Un tercio de los estadounidenses cree en el apocalipsis; un 15 % está seguro de que llegará en el curso de sus vidas, y un 2 % estaba convencido de que había de producirse el pasado 21 de diciembre. Según las encuestas y como para probar la diferencia cuantitativa de EE.UU., cuya norma es siempre la exageración, ese porcentaje disminuía un poco a escala global: solo 1 de cada 10 seres humanos había aceptado la irremediable desaparición del planeta Tierra en el año 2012 con arreglo a la supuesta predicción del calendario maya. Haríamos mal, en todo caso, en burlarnos de la credulidad de esos –digamos– 100 millones de personas, pues sabemos por experiencia que es posible creer en cualquier cosa, desde la superioridad de la raza blanca hasta el poder afrodisíaco del cuerno de rinoceronte, sin olvidar que la mayor parte de los humanos confía en la ciencia con la misma irracionalidad y por las mismas sinrazones –por una especie de tradición fiduciaria– que en la Santísima Trinidad o en las verdades reveladas del Corán.

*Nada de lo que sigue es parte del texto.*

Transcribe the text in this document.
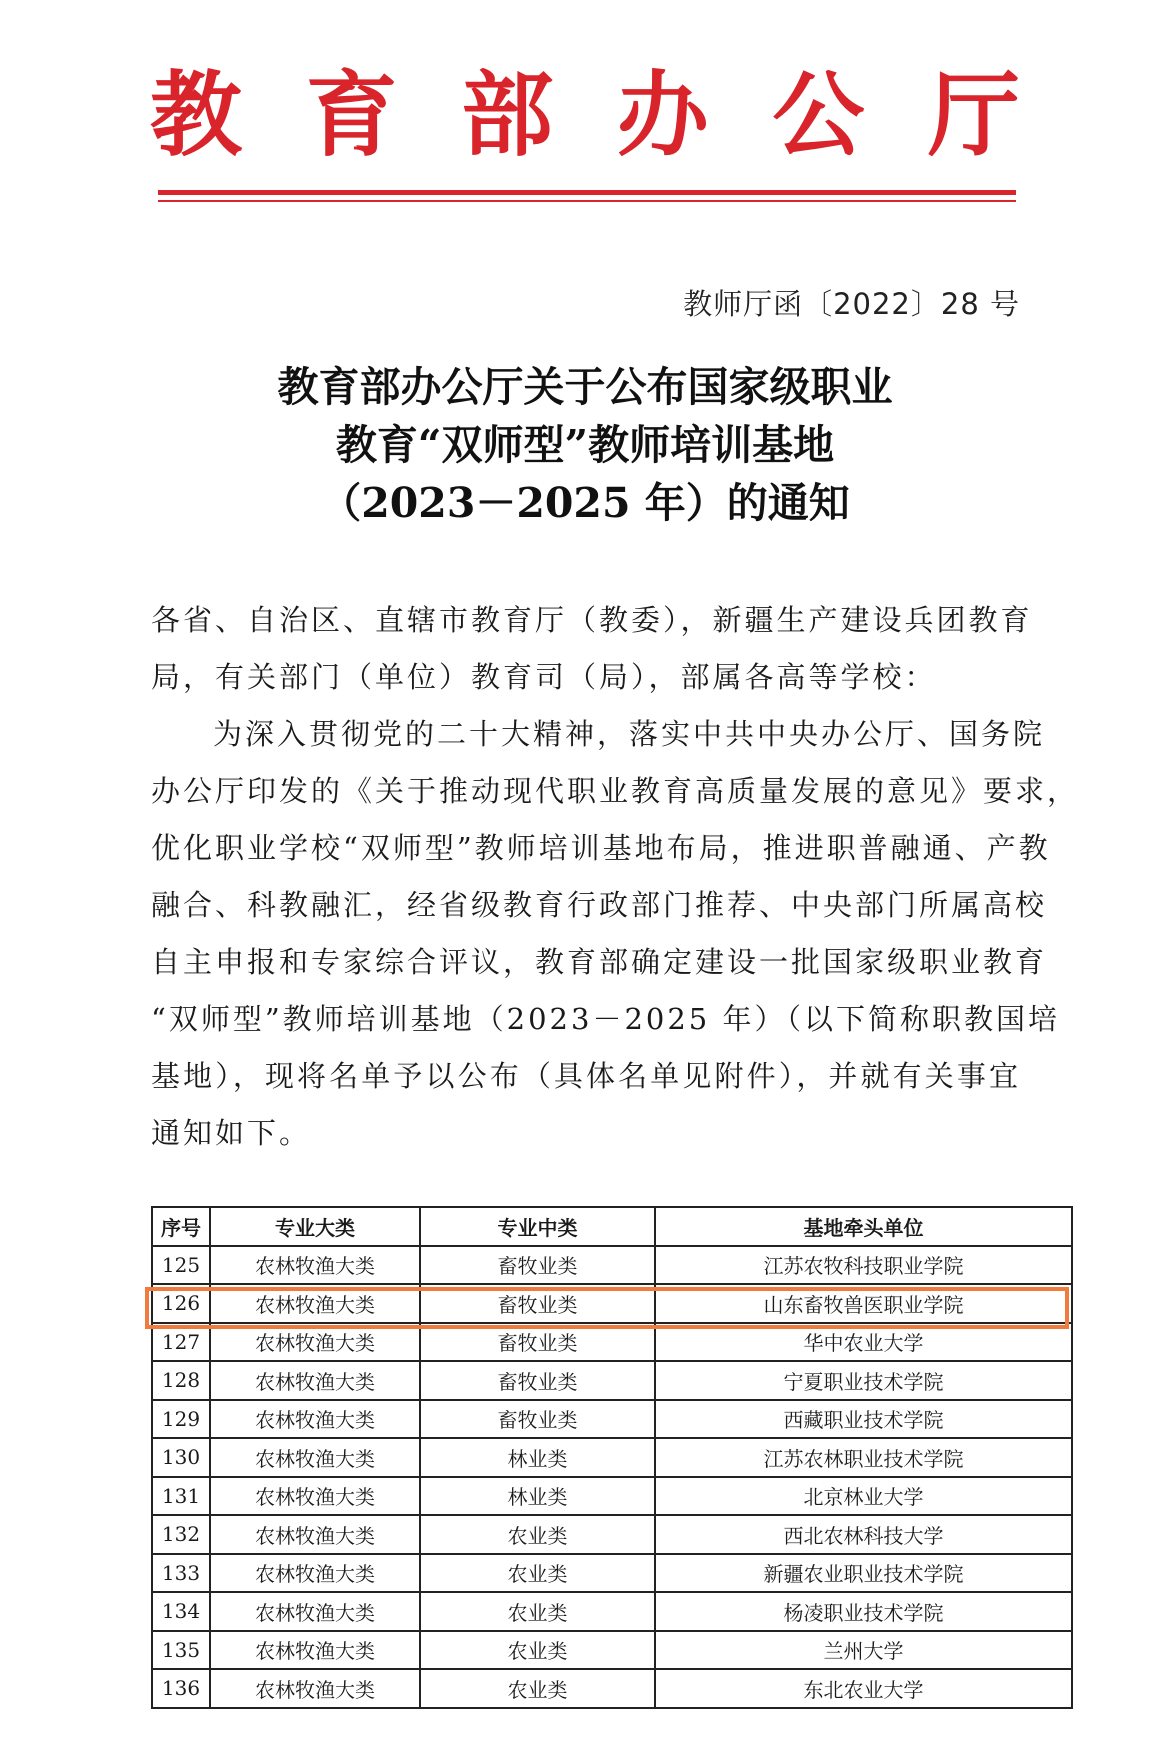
教 育 部 办 公 厅
教师厅函〔2022〕28 号
教育部办公厅关于公布国家级职业
教育“双师型”教师培训基地
（2023－2025 年）的通知

各省、自治区、直辖市教育厅（教委），新疆生产建设兵团教育

局，有关部门（单位）教育司（局），部属各高等学校：

为深入贯彻党的二十大精神，落实中共中央办公厅、国务院

办公厅印发的《关于推动现代职业教育高质量发展的意见》要求，

优化职业学校“双师型”教师培训基地布局，推进职普融通、产教

融合、科教融汇，经省级教育行政部门推荐、中央部门所属高校

自主申报和专家综合评议，教育部确定建设一批国家级职业教育

“双师型”教师培训基地（2023－2025 年）（以下简称职教国培

基地），现将名单予以公布（具体名单见附件），并就有关事宜

通知如下。

序号	专业大类	专业中类	基地牵头单位
125	农林牧渔大类	畜牧业类	江苏农牧科技职业学院
126	农林牧渔大类	畜牧业类	山东畜牧兽医职业学院
127	农林牧渔大类	畜牧业类	华中农业大学
128	农林牧渔大类	畜牧业类	宁夏职业技术学院
129	农林牧渔大类	畜牧业类	西藏职业技术学院
130	农林牧渔大类	林业类	江苏农林职业技术学院
131	农林牧渔大类	林业类	北京林业大学
132	农林牧渔大类	农业类	西北农林科技大学
133	农林牧渔大类	农业类	新疆农业职业技术学院
134	农林牧渔大类	农业类	杨凌职业技术学院
135	农林牧渔大类	农业类	兰州大学
136	农林牧渔大类	农业类	东北农业大学
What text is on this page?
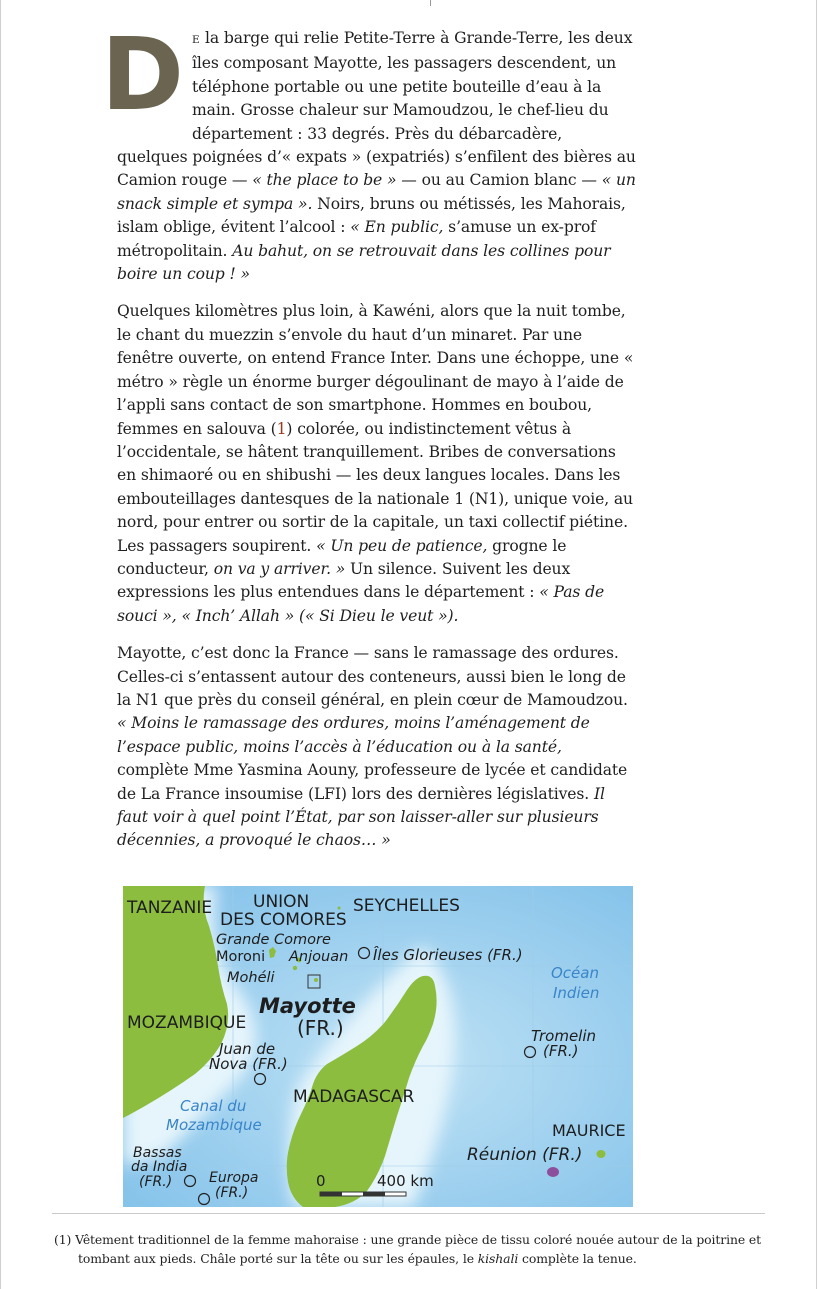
DE la barge qui relie Petite-Terre à Grande-Terre, les deux îles composant Mayotte, les passagers descendent, un téléphone portable ou une petite bouteille d’eau à la main. Grosse chaleur sur Mamoudzou, le chef-lieu du département : 33 degrés. Près du débarcadère, quelques poignées d’« expats » (expatriés) s’enfilent des bières au Camion rouge — « the place to be » — ou au Camion blanc — « un snack simple et sympa ». Noirs, bruns ou métissés, les Mahorais, islam oblige, évitent l’alcool : « En public, s’amuse un ex-prof métropolitain. Au bahut, on se retrouvait dans les collines pour boire un coup ! »

Quelques kilomètres plus loin, à Kawéni, alors que la nuit tombe, le chant du muezzin s’envole du haut d’un minaret. Par une fenêtre ouverte, on entend France Inter. Dans une échoppe, une « métro » règle un énorme burger dégoulinant de mayo à l’aide de l’appli sans contact de son smartphone. Hommes en boubou, femmes en salouva (1) colorée, ou indistinctement vêtus à l’occidentale, se hâtent tranquillement. Bribes de conversations en shimaoré ou en shibushi — les deux langues locales. Dans les embouteillages dantesques de la nationale 1 (N1), unique voie, au nord, pour entrer ou sortir de la capitale, un taxi collectif piétine. Les passagers soupirent. « Un peu de patience, grogne le conducteur, on va y arriver. » Un silence. Suivent les deux expressions les plus entendues dans le département : « Pas de souci », « Inch’ Allah » (« Si Dieu le veut »).

Mayotte, c’est donc la France — sans le ramassage des ordures. Celles-ci s’entassent autour des conteneurs, aussi bien le long de la N1 que près du conseil général, en plein cœur de Mamoudzou. « Moins le ramassage des ordures, moins l’aménagement de l’espace public, moins l’accès à l’éducation ou à la santé, complète Mme Yasmina Aouny, professeure de lycée et candidate de La France insoumise (LFI) lors des dernières législatives. Il faut voir à quel point l’État, par son laisser-aller sur plusieurs décennies, a provoqué le chaos… »

TANZANIE UNION
DES COMORES
SEYCHELLES
Grande Comore
Moroni Anjouan Îles Glorieuses (FR.)
Mohéli	Océan
Indien
Mayotte
(FR.)
MOZAMBIQUE
Tromelin
(FR.)
Juan de
Nova (FR.)
MADAGASCAR
Canal du
Mozambique	MAURICE
Bassas
da India
(FR.)	Europa
(FR.)
Réunion (FR.)
0	400 km
(1) Vêtement traditionnel de la femme mahoraise : une grande pièce de tissu coloré nouée autour de la poitrine et tombant aux pieds. Châle porté sur la tête ou sur les épaules, le kishali complète la tenue.
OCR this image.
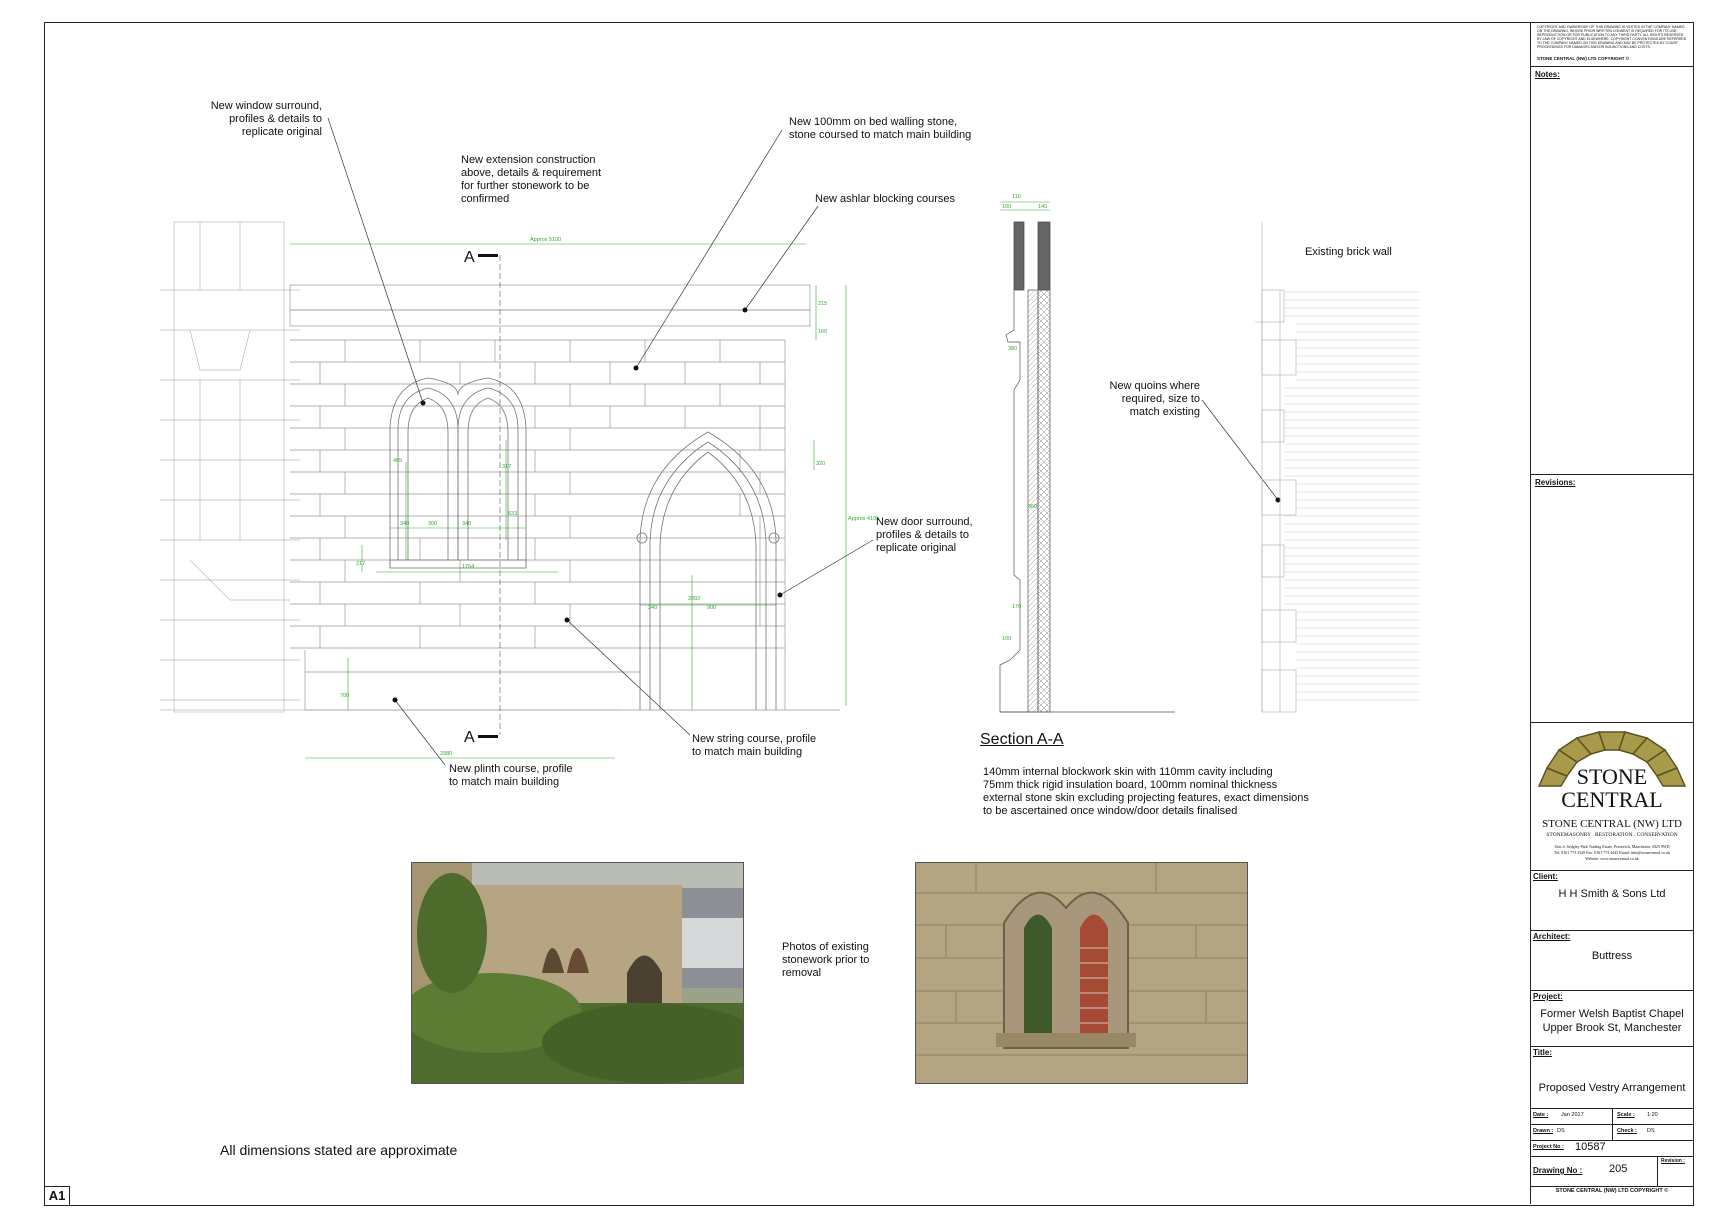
A1
A
A
Approx 5100
405
340	300	340
317
633
1764
217
340
2892
900
320
Approx 4105
700
2980
215
160
110
100	140
380
360
170
100
New window surround,
profiles & details to
replicate original
New extension construction
above, details & requirement
for further stonework to be
confirmed
New 100mm on bed walling stone,
stone coursed to match main building
New ashlar blocking courses
New door surround,
profiles & details to
replicate original
New string course, profile
to match main building
New plinth course, profile
to match main building
New quoins where
required, size to
match existing
Existing brick wall
Section A-A
140mm internal blockwork skin with 110mm cavity including
75mm thick rigid insulation board, 100mm nominal thickness
external stone skin excluding projecting features, exact dimensions
to be ascertained once window/door details finalised
Photos of existing
stonework prior to
removal
All dimensions stated are approximate
COPYRIGHT AND OWNERSHIP OF THIS DRAWING IS VESTED IN THE COMPANY NAMED ON THE DRAWING, WHOSE PRIOR WRITTEN CONSENT IS REQUIRED FOR ITS USE, REPRODUCTION OR FOR PUBLICATION TO ANY THIRD PARTY. ALL RIGHTS RESERVED BY LAW OF COPYRIGHT AND ELSEWHERE. COPYRIGHT CONVENTIONS ARE REFERRED TO THE COMPANY NAMED ON THIS DRAWING AND MAY BE PROTECTED BY COURT PROCEEDINGS FOR DAMAGES AND/OR INJUNCTIONS AND COSTS.
STONE CENTRAL (NW) LTD COPYRIGHT ©
Notes:
Revisions:
STONE
CENTRAL
STONE CENTRAL (NW) LTD
STONEMASONRY . RESTORATION . CONSERVATION
Unit 4, Sedgley Park Trading Estate, Prestwich, Manchester, M25 9WD
Tel: 0161 773 3349 Fax: 0161 773 4443 Email: info@stonecentral.co.uk
Website: www.stonecentral.co.uk
Client:
H H Smith & Sons Ltd
Architect:
Buttress
Project:
Former Welsh Baptist Chapel
Upper Brook St, Manchester
Title:
Proposed Vestry Arrangement
Date : Jan 2017	Scale : 1:20
Drawn : DS	Check : DS
Project No : 10587
Drawing No : 205
Revision :
STONE CENTRAL (NW) LTD COPYRIGHT ©
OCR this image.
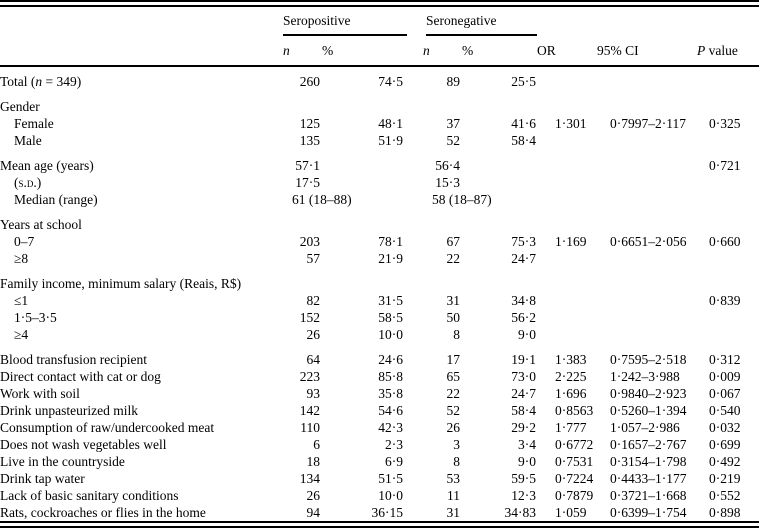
	Seropositive		Seronegative				

	n	%	n	%	OR	95% CI	P value
Total (n = 349)	260	74·5	89	25·5			

Gender							
Female	125	48·1	37	41·6	1·301	0·7997–2·117	0·325
Male	135	51·9	52	58·4			

Mean age (years)	57·1		56·4				0·721
(s.d.)	17·5		15·3				
Median (range)	61 (18–88)		58 (18–87)				

Years at school							
0–7	203	78·1	67	75·3	1·169	0·6651–2·056	0·660
≥8	57	21·9	22	24·7			

Family income, minimum salary (Reais, R$)							
≤1	82	31·5	31	34·8			0·839
1·5–3·5	152	58·5	50	56·2			
≥4	26	10·0	8	9·0			

Blood transfusion recipient	64	24·6	17	19·1	1·383	0·7595–2·518	0·312
Direct contact with cat or dog	223	85·8	65	73·0	2·225	1·242–3·988	0·009
Work with soil	93	35·8	22	24·7	1·696	0·9840–2·923	0·067
Drink unpasteurized milk	142	54·6	52	58·4	0·8563	0·5260–1·394	0·540
Consumption of raw/undercooked meat	110	42·3	26	29·2	1·777	1·057–2·986	0·032
Does not wash vegetables well	6	2·3	3	3·4	0·6772	0·1657–2·767	0·699
Live in the countryside	18	6·9	8	9·0	0·7531	0·3154–1·798	0·492
Drink tap water	134	51·5	53	59·5	0·7224	0·4433–1·177	0·219
Lack of basic sanitary conditions	26	10·0	11	12·3	0·7879	0·3721–1·668	0·552
Rats, cockroaches or flies in the home	94	36·15	31	34·83	1·059	0·6399–1·754	0·898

También haríamos mal en atribuir ese estremecimiento apocalíptico a la pobreza o a la ignorancia. Digamos que esta pasión del fin del mundo es una típica pasión de clases medias; es decir, de ese amplio nicho social situado entre la concreción terrestre de los más pobres, sin tiempo para tonterías, y la soberanía cínica de los más ricos, cuyos temores nunca adoptan una dimensión cósmica. Es lo que el escritor mexicano Juan Villoro ha llamado «turismo de la catástrofe»: gente que puede reservar un hotel junto a las ruinas mayas de Yucatán para ver de cerca el espectáculo o alquilar una habitación en la cumbre del monte serbio Rtanj, «ombligo del mundo», sobre el que los extraterrestres debían activar el 21 de diciembre una «pantalla protectora» para salvar del cataclismo final  a unos pocos escogidos. Gente con algunos ahorros y gente, además, con capacidad intelectual e informática para reunir algunos conocimientos inexactos de historia y astronomía y basar en ellos sus certezas catastróficas. David Robinson, un astrobiólogo de la NASA, se ha pasado tres años respondiendo pacientemente a preguntas de cientos de ciudadanos inquietos, convencidos del inminente apocalipsis, que apoyaban sus consultas en textos sumerios, calendarios mayas y datos casi precisos sobre alineaciones de planetas y distancias entre galaxias.
Es normal y humano creer en tonterías, y es hasta bueno que uno haga el esfuerzo intelectual de demostrar su fundamento. Lo realmente inquietante es la hondura de indefensión política y humana que ese impulso revela. En un largo artículo publicado en Skeptical Inquirer (http://www.csicop.org), el  mencionado David Robinson reproduce algunas de las consultas recibidas en los últimos meses, así como las reacciones agresivas a sus respuestas tranquilizadoras. Robinson se asombra del grado de violencia, a veces muy amenazante, de esos lectores excitados que no buscan un antídoto racional contra sus temores sino, al contrario, una confirmación de los mismos. ¿Qué temen? ¿El fin del mundo? No, temen dos cosas lateralmente relacionadas e íntimamente fundidas en sus mentes. Temen, en primer lugar, a sus gobernantes. Es decir, la primera idea que quieren confirmar es paradójicamente –ellos que creen en el inminente fin del mundo– la de que no pueden creer en nada ni en nadie. Quieren confirmar que los científicos y los políticos están mintiendo. El apocalipsis no es una especulación; es una certeza. ¿Cuál es la prueba? No el descubrimiento del planeta Nibiru ni la centralidad repentina de la Tierra en nuestra galaxia. «La prueba es que el gobierno lo niega», responde un ciudadano, acusando a Robinson de complicidad. La NASA no convence; sus explicaciones irritan, soliviantan, indignan. «He ahí lo que queríamos demostrar: ¡una vez más nos están mintiendo!» Podríamos decir que este típico «complotismo» de la clase media estadounidense –y ya internacional– se alimenta del desprestigio absoluto de las instituciones científicas y políticas; es más fácil creer en una tontería (sobre todo si es una tontería trágica, una tontería «total») cuando ya no se consigue creer ni en el Parlamento ni en los astrofísicos.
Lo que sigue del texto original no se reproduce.